Utah Judge Sets Execution Date for Man with Severe Dementia

By Vanguard Staff

SALT LAKE CITY, UT – A Utah judge has issued an execution warrant for Ralph Menzies, a 67-year-old man with advanced vascular dementia who now uses a wheelchair, requires continuous oxygen, and is unable to articulate why he is being executed.

The warrant, signed July 9 by Salt Lake County District Court Judge Matthew Bates, sets Menzies’s execution date for September 5, 2025, even as his legal team pursues ongoing appeals and a new petition asserting his further cognitive decline since a prior competency ruling.

Menzies’s attorney, Lindsey Layer, emphasized that the warrant does not change the medical reality of her client’s condition. “Ralph Menzies is a severely brain-damaged man with worsening dementia,” she said in a public statement. “He is dependent on oxygen, unable to walk without assistance, and exhibits the unmistakable signs of dementia familiar to anyone who has cared for a loved one with this devastating disease.”

A second competency petition filed July 7 outlines new expert evaluations that find Menzies no longer understands even the basic reasons for his execution. The petition, supported by detailed medical documentation, asserts that Menzies’s dementia has advanced to the point that he lacks both a rational understanding of his punishment under U.S. Supreme Court precedent and basic awareness under Utah law.

The experts’ findings are based on recent examinations conducted in June 2025. Neurologist Dr. Thomas Hyde and neuropsychologist Dr. Lynette Abrams-Silva both concluded that Menzies no longer demonstrates awareness of why he is to be executed or even that his sentence is connected to the murder conviction that sent him to death row. In prior evaluations, Menzies was at least able to recite that he had been sentenced for the killing of Maurine Hunsaker in 1986. He now simply says, “They want to,” or “They tell me bye-bye,” when asked why he is facing execution.

These observations reflect a steep decline in both physical and mental functioning. Since the last evidentiary hearing in May 2025, Menzies has suffered a severe hypoxic event, with blood oxygen levels dropping below 85%, a level known to cause significant neurological damage. Prison health staff now require him to use an oxygen tank full-time and have assigned a medical aide under the Americans with Disabilities Act because he can no longer dress himself, retrieve meals, or clean his cell.

Medical records from early 2025 document a pattern of worsening shortness of breath, debilitating fatigue, and balance issues. By mid-spring, Menzies was frequently too weak to get out of bed, and could no longer manage daily activities without assistance. Physical therapists noted his increasing confusion and inability to explain what medical care he was receiving, including whether he had access to his oxygen tank.

Experts for both the defense and the state have acknowledged that Menzies suffers from a progressive, degenerative brain condition. Vascular dementia, caused by reduced blood flow to the brain, worsens over time and can be accelerated by conditions such as uncontrolled hypertension and oxygen deprivation—both of which Menzies has experienced in recent months.

Beyond his present-day incompetence, Menzies’s case is riddled with long-standing legal and procedural problems. He was convicted based on jailhouse informant testimony that has since been recanted, and eyewitness identifications that were manipulated through suggestive police lineups. The informant, whose statements helped secure Menzies’s death sentence, admitted years later that he lied in hopes of a lighter sentence for his own charges.

Menzies’s trial attorneys failed to investigate or present critical mitigating evidence, including the extensive physical and sexual abuse he endured during childhood. Post-conviction lawyers also failed to conduct meaningful reviews, prompting the Utah Supreme Court to return the case for a second round of post-conviction proceedings. Still, no substantial new evidence was presented because the replacement attorneys likewise failed to do the necessary work.

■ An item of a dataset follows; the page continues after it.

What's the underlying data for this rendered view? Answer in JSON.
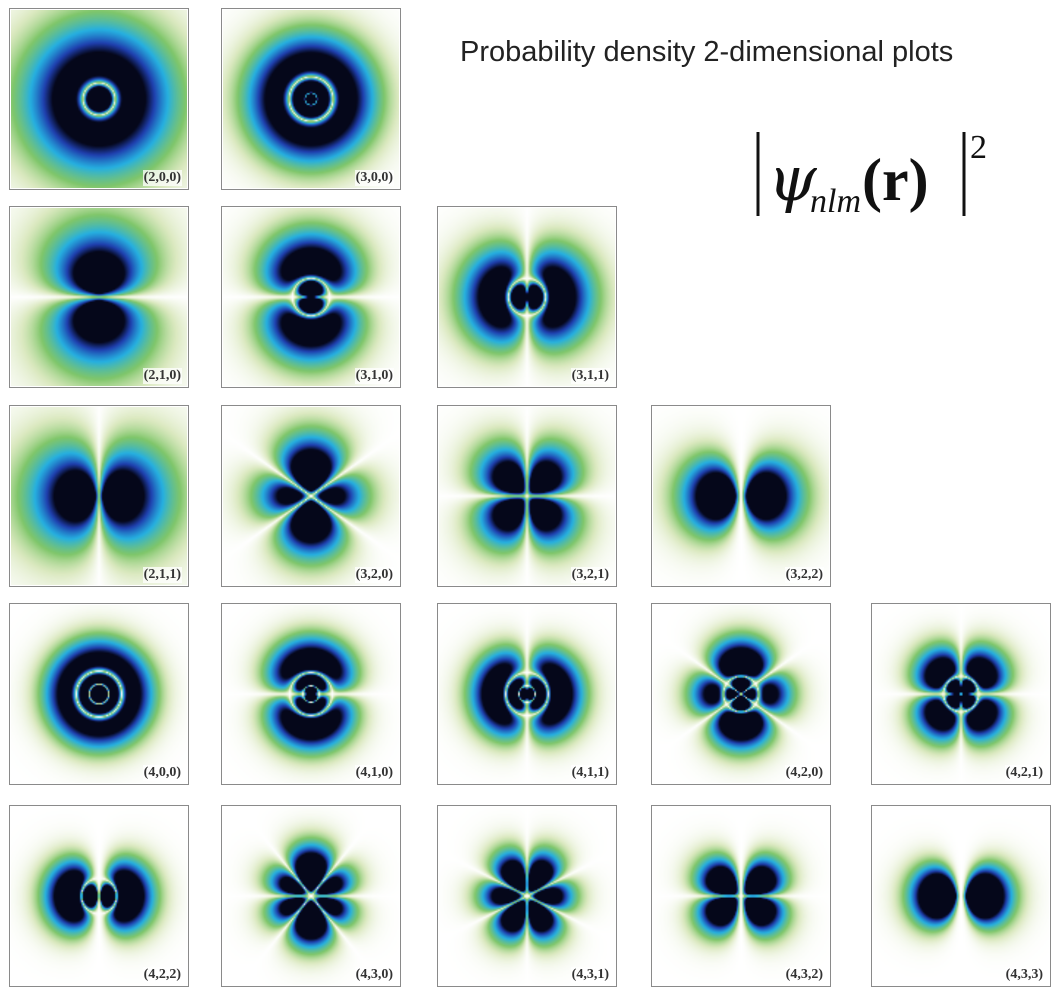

Further complicating matters, there is no reliable record of the trial proceedings. The original court reporter was unlicensed and did not produce a verbatim transcript. Instead, she handed her shorthand notes to a note reader, who combined them with unrelated police reports and the judge’s own notes to fabricate a trial transcript. Key portions of this “transcript” were invented or pulled from inadmissible documents, making it impossible to fully review or challenge the conduct of the trial.

Even the sentencing judge has since acknowledged that the death sentence should not stand. In a 2010 affidavit, he admitted misapplying Utah’s aggravating factors and failing to properly weigh unrebutted evidence of mental illness. He concluded that life imprisonment would have been the appropriate sentence. Yet the Utah Supreme Court and federal courts declined to reverse the sentence.

Menzies has spent nearly four decades in prison without a single act of violence. Once housed in solitary confinement, he is now in a general population pod and considered a model prisoner. He poses no danger to others.

His attorneys are now asking the court to reevaluate his competency based on new evidence. Under Utah law, if a prisoner is unaware of either the punishment or the reason for it due to a mental condition, the execution cannot proceed. A new hearing, if granted, would likely center on whether Menzies’s rapidly advancing dementia now places him squarely within that statutory definition.